Unlike many mainstream filmmakers who have dabbled in erotica over the last few decades (e.g. Bertolucci, Cronenberg, Kaufman, and Verhoeven) or recent art-house films that contained explicit sexuality (e.g. Baise Moi, The Idiots, The Piano Teacher, Pola X), Brass’ films are genuinely erotic and void of any kind of existential dread, violence, or moralistic endings wherein characters have to be punished for their allotted two-hours of cinematic carnality. Brass leans more toward Henry Miller than de Sade. Granted, working in Italy in the seventies and eighties allowed for greater creative freedom for Brass. But his films were nevertheless brutally shorn of their “nasty” bits when exported to other countries and frequently banned in Italy also.

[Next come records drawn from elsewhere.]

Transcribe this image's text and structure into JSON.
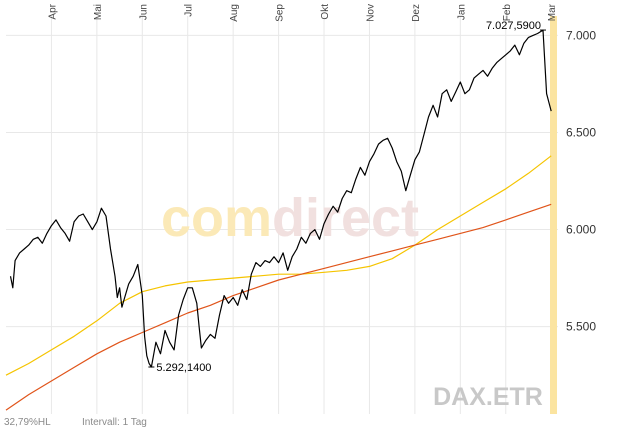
{
  "chart_data": {
    "type": "line",
    "symbol": "DAX.ETR",
    "watermark_parts": [
      "com",
      "direct"
    ],
    "footer_left": "32,79%HL",
    "footer_interval": "Intervall: 1 Tag",
    "ylim": [
      5050,
      7100
    ],
    "y_ticks": [
      "7.000",
      "6.500",
      "6.000",
      "5.500"
    ],
    "y_tick_values": [
      7000,
      6500,
      6000,
      5500
    ],
    "x_range": [
      0,
      12.15
    ],
    "months": [
      "Apr",
      "Mai",
      "Jun",
      "Jul",
      "Aug",
      "Sep",
      "Okt",
      "Nov",
      "Dez",
      "Jan",
      "Feb",
      "Mar"
    ],
    "month_positions": [
      1,
      2,
      3,
      4,
      5,
      6,
      7,
      8,
      9,
      10,
      11,
      12
    ],
    "grid": true,
    "annotations": [
      {
        "label": "7.027,5900",
        "x": 11.82,
        "y": 7027.59,
        "kind": "high"
      },
      {
        "label": "5.292,1400",
        "x": 3.2,
        "y": 5292.14,
        "kind": "low"
      }
    ],
    "series": [
      {
        "color": "#000000",
        "points": [
          [
            0.1,
            5760
          ],
          [
            0.15,
            5700
          ],
          [
            0.2,
            5840
          ],
          [
            0.3,
            5880
          ],
          [
            0.4,
            5900
          ],
          [
            0.5,
            5920
          ],
          [
            0.6,
            5950
          ],
          [
            0.7,
            5960
          ],
          [
            0.8,
            5930
          ],
          [
            0.9,
            5980
          ],
          [
            1.0,
            6020
          ],
          [
            1.1,
            6050
          ],
          [
            1.2,
            6010
          ],
          [
            1.3,
            5980
          ],
          [
            1.4,
            5940
          ],
          [
            1.5,
            6040
          ],
          [
            1.6,
            6070
          ],
          [
            1.7,
            6080
          ],
          [
            1.8,
            6040
          ],
          [
            1.9,
            6000
          ],
          [
            2.0,
            6040
          ],
          [
            2.1,
            6110
          ],
          [
            2.2,
            6070
          ],
          [
            2.3,
            5900
          ],
          [
            2.4,
            5760
          ],
          [
            2.45,
            5650
          ],
          [
            2.5,
            5700
          ],
          [
            2.55,
            5600
          ],
          [
            2.6,
            5640
          ],
          [
            2.7,
            5720
          ],
          [
            2.8,
            5760
          ],
          [
            2.9,
            5820
          ],
          [
            3.0,
            5660
          ],
          [
            3.05,
            5450
          ],
          [
            3.1,
            5350
          ],
          [
            3.15,
            5310
          ],
          [
            3.2,
            5292
          ],
          [
            3.3,
            5420
          ],
          [
            3.4,
            5360
          ],
          [
            3.5,
            5480
          ],
          [
            3.6,
            5420
          ],
          [
            3.7,
            5380
          ],
          [
            3.8,
            5560
          ],
          [
            3.9,
            5640
          ],
          [
            4.0,
            5700
          ],
          [
            4.1,
            5700
          ],
          [
            4.2,
            5620
          ],
          [
            4.25,
            5500
          ],
          [
            4.3,
            5390
          ],
          [
            4.4,
            5430
          ],
          [
            4.5,
            5460
          ],
          [
            4.6,
            5440
          ],
          [
            4.7,
            5560
          ],
          [
            4.8,
            5660
          ],
          [
            4.9,
            5620
          ],
          [
            5.0,
            5650
          ],
          [
            5.1,
            5610
          ],
          [
            5.2,
            5690
          ],
          [
            5.3,
            5640
          ],
          [
            5.4,
            5770
          ],
          [
            5.5,
            5830
          ],
          [
            5.6,
            5810
          ],
          [
            5.7,
            5840
          ],
          [
            5.8,
            5830
          ],
          [
            5.9,
            5860
          ],
          [
            6.0,
            5830
          ],
          [
            6.1,
            5880
          ],
          [
            6.2,
            5790
          ],
          [
            6.3,
            5860
          ],
          [
            6.4,
            5900
          ],
          [
            6.5,
            5960
          ],
          [
            6.6,
            5930
          ],
          [
            6.7,
            5980
          ],
          [
            6.8,
            6000
          ],
          [
            6.9,
            5950
          ],
          [
            7.0,
            6030
          ],
          [
            7.1,
            6080
          ],
          [
            7.2,
            6120
          ],
          [
            7.3,
            6090
          ],
          [
            7.4,
            6160
          ],
          [
            7.5,
            6200
          ],
          [
            7.6,
            6190
          ],
          [
            7.7,
            6260
          ],
          [
            7.8,
            6320
          ],
          [
            7.9,
            6280
          ],
          [
            8.0,
            6350
          ],
          [
            8.1,
            6390
          ],
          [
            8.2,
            6440
          ],
          [
            8.3,
            6460
          ],
          [
            8.4,
            6470
          ],
          [
            8.5,
            6420
          ],
          [
            8.6,
            6350
          ],
          [
            8.7,
            6300
          ],
          [
            8.8,
            6200
          ],
          [
            8.9,
            6280
          ],
          [
            9.0,
            6360
          ],
          [
            9.1,
            6400
          ],
          [
            9.2,
            6490
          ],
          [
            9.3,
            6580
          ],
          [
            9.4,
            6640
          ],
          [
            9.5,
            6580
          ],
          [
            9.6,
            6700
          ],
          [
            9.7,
            6720
          ],
          [
            9.8,
            6660
          ],
          [
            9.9,
            6710
          ],
          [
            10.0,
            6760
          ],
          [
            10.1,
            6700
          ],
          [
            10.2,
            6720
          ],
          [
            10.3,
            6780
          ],
          [
            10.4,
            6800
          ],
          [
            10.5,
            6820
          ],
          [
            10.6,
            6790
          ],
          [
            10.7,
            6830
          ],
          [
            10.8,
            6860
          ],
          [
            10.9,
            6880
          ],
          [
            11.0,
            6900
          ],
          [
            11.1,
            6920
          ],
          [
            11.2,
            6950
          ],
          [
            11.3,
            6900
          ],
          [
            11.4,
            6960
          ],
          [
            11.5,
            6990
          ],
          [
            11.6,
            7000
          ],
          [
            11.7,
            7010
          ],
          [
            11.82,
            7027.59
          ],
          [
            11.9,
            6700
          ],
          [
            12.0,
            6610
          ]
        ]
      },
      {
        "color": "#f5c400",
        "points": [
          [
            0,
            5250
          ],
          [
            0.5,
            5310
          ],
          [
            1.0,
            5380
          ],
          [
            1.5,
            5450
          ],
          [
            2.0,
            5530
          ],
          [
            2.5,
            5620
          ],
          [
            3.0,
            5680
          ],
          [
            3.5,
            5710
          ],
          [
            4.0,
            5730
          ],
          [
            4.5,
            5740
          ],
          [
            5.0,
            5750
          ],
          [
            5.5,
            5760
          ],
          [
            6.0,
            5770
          ],
          [
            6.5,
            5770
          ],
          [
            7.0,
            5780
          ],
          [
            7.5,
            5790
          ],
          [
            8.0,
            5810
          ],
          [
            8.5,
            5850
          ],
          [
            9.0,
            5920
          ],
          [
            9.5,
            6000
          ],
          [
            10.0,
            6070
          ],
          [
            10.5,
            6140
          ],
          [
            11.0,
            6210
          ],
          [
            11.5,
            6290
          ],
          [
            12.0,
            6380
          ]
        ]
      },
      {
        "color": "#e0541a",
        "points": [
          [
            0,
            5070
          ],
          [
            0.5,
            5150
          ],
          [
            1.0,
            5220
          ],
          [
            1.5,
            5290
          ],
          [
            2.0,
            5360
          ],
          [
            2.5,
            5420
          ],
          [
            3.0,
            5470
          ],
          [
            3.5,
            5520
          ],
          [
            4.0,
            5570
          ],
          [
            4.5,
            5610
          ],
          [
            5.0,
            5660
          ],
          [
            5.5,
            5700
          ],
          [
            6.0,
            5740
          ],
          [
            6.5,
            5770
          ],
          [
            7.0,
            5800
          ],
          [
            7.5,
            5830
          ],
          [
            8.0,
            5860
          ],
          [
            8.5,
            5890
          ],
          [
            9.0,
            5920
          ],
          [
            9.5,
            5950
          ],
          [
            10.0,
            5980
          ],
          [
            10.5,
            6010
          ],
          [
            11.0,
            6050
          ],
          [
            11.5,
            6090
          ],
          [
            12.0,
            6130
          ]
        ]
      }
    ]
  }
}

It seems that many people believe that erotica is only okay if it’s not erotic at all.
Based upon a novel by Japanese writer, Junichiro Tanizaki, and set in Venice during Mussolini’s fascist reign, the film centers on the relationship between an older man, Nino (played by Frank Finlay), and his much younger wife, Teresa (played by the stunning Stefania Sandrelli). Nino can’t help but notice that his wife is sexually attracted to their daughter’s fiancée (played by Brass regular Franco Branciaroli). What shocks Nino isn’t the fact that he’s jealous, but that he likes being jealous. Nino’s jealously quickly becomes the catalyst for an elaborate sex game between he and Teresa, but at what cost?
The Key is a rich film in many ways. From its elegantly low-budget period set-design to its whimsical Ennio Morricone score, it has obviously been put together with care and attention. But its greatness stems from its skillfully realized portrait of the sexual life keeping Nino and Teresa’s marriage alive. Brass’ characters are complicated, occasionally messy, and charged with enough lust to sap even the strongest of relationships, and Brass allows his characters room to explore, make mistakes, and ultimately celebrate the intricacies of their intimacy. A classic of erotic film indeed.